Après deux mois de deuil et de retraite à Genève, Mme de Krüdner se rendit à Lyon pour y passer l’automne et l’hiver de cette même année. Elle était déjà très consolée ; elle revoyait peu à peu le monde, recommençait à danser cette danse du schall qu’elle dansait si bien, et resongeait à Paris, son vrai théâtre. Mais elle ne voulait pas y revenir comme une simple mortelle, et, puisqu’elle avait été forcée de le quitter au moment d’obtenir son succès littéraire, elle voulait que le retard servît du moins à rendre le retour plus éclatant. M. Eynard, sur ce point, ne nous laisse rien ignorer, et ce chapitre de son ouvrage est un des plus piquans que nous offre l’histoire secrète de la littérature. Mme de Krüdner se trouvait très liée avec le docteur Gay, médecin homme d’esprit[1], et très propre au manège qu’elle désirait. Il s’agissait pour elle de revenir à Paris le plus tôt possible, sans plus tenir compte de son deuil, et en y paraissant comme forcée par ses nombreux amis et par ses admirateurs. Pour monter à souhait cette rentrée en scène, elle imagina de faire faire à Paris, par les soins du docteur Gay, des vers à sa louange dont elle envoyait de Lyon le canevas ; ces vers adressés à Sidonie (Sidonie c’était, comme Valérie, l’héroïne d’un de romans, c’était elle-même) ; ces vers devaient se trouver insérés comme par hasard dans quelque journal de Lyon ou de Paris.
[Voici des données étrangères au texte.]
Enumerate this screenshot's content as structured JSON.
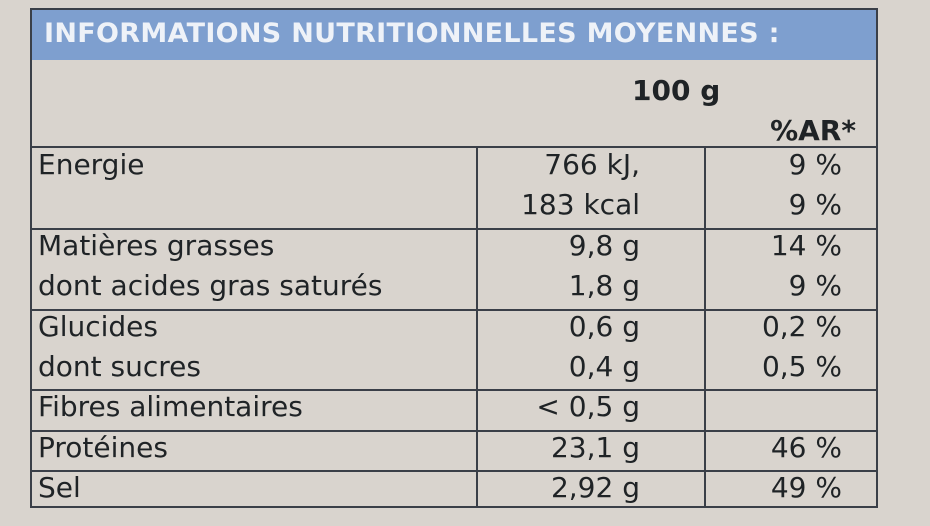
{
  "header": {
    "title": "INFORMATIONS NUTRITIONNELLES MOYENNES :"
  },
  "table": {
    "columns": {
      "amount": "100 g",
      "ar": "%AR*"
    },
    "rows": [
      {
        "label": "Energie",
        "amount": "766 kJ,",
        "ar": "9 %"
      },
      {
        "amount": "183 kcal",
        "ar": "9 %"
      },
      {
        "label": "Matières grasses",
        "amount": "9,8 g",
        "ar": "14 %"
      },
      {
        "label": "dont acides gras saturés",
        "amount": "1,8 g",
        "ar": "9 %"
      },
      {
        "label": "Glucides",
        "amount": "0,6 g",
        "ar": "0,2 %"
      },
      {
        "label": "dont sucres",
        "amount": "0,4 g",
        "ar": "0,5 %"
      },
      {
        "label": "Fibres alimentaires",
        "amount": "< 0,5 g"
      },
      {
        "label": "Protéines",
        "amount": "23,1 g",
        "ar": "46 %"
      },
      {
        "label": "Sel",
        "amount": "2,92 g",
        "ar": "49 %"
      }
    ]
  }
}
Voici, du reste, la lettre qu’elle adressait à l’habile docteur ; j’en rougis pour mon héroïne, mais M. Eynard a déchiré le voile, et il est désormais inutile de dissimuler : « J’ai une autre prière à vous adresser, lui écrivait-elle ; faites faire par un bon faiseur des vers pour notre amie Sidonie. Dans ces vers que je n’ai pas besoin de vous recommander, et qui doivent être du meilleur goût, il n’y aura que cet envoi : À Sidonie. On lui dira : Pourquoi habites-tu la province ? pourquoi la retraite nous enlève-t-elle tes graces, ton esprit ? Tes succès ne t’appellent-ils pas à Paris ? Tes graces, tes talens y seront admirés comme ils doivent l’être. On a peint ta grace enchanteresse[2], mais qui peut peindre ce qui te fait remarquer ? — Mon ami, c’est à l’amitié que je confie cela : je suis honteuse pour Sidonie, car je connais sa modestie ; Vous savez qu’elle n’est pas vaine : j’ai donc des raisons plus essentielles pour elle qu’une misérable vanité pour vous prier de faire faire ces vers et bientôt : dites surtout qu’elle est

  1. Les médecins, quand ils se mêlent d’être charlatans, ne le sont pas à demi ; ils connaissent mieux que d’autres la trame humaine. M. Eynard cite à ce sujet le docteur Portal et son procédé si souvent raconté pour se créer, à son arrivée à Paris, une réputation et une clientelle ; mais, en rapportant ce trait de charlatanisme aux premières années du siècle, il commet un anachronisme de plus de trente ans. Portal était membre de l’Académie des sciences et professeur au Collège de France dès 1770.
  2. Mme de Staël, dans le roman de Delphine, qui venait de paraître.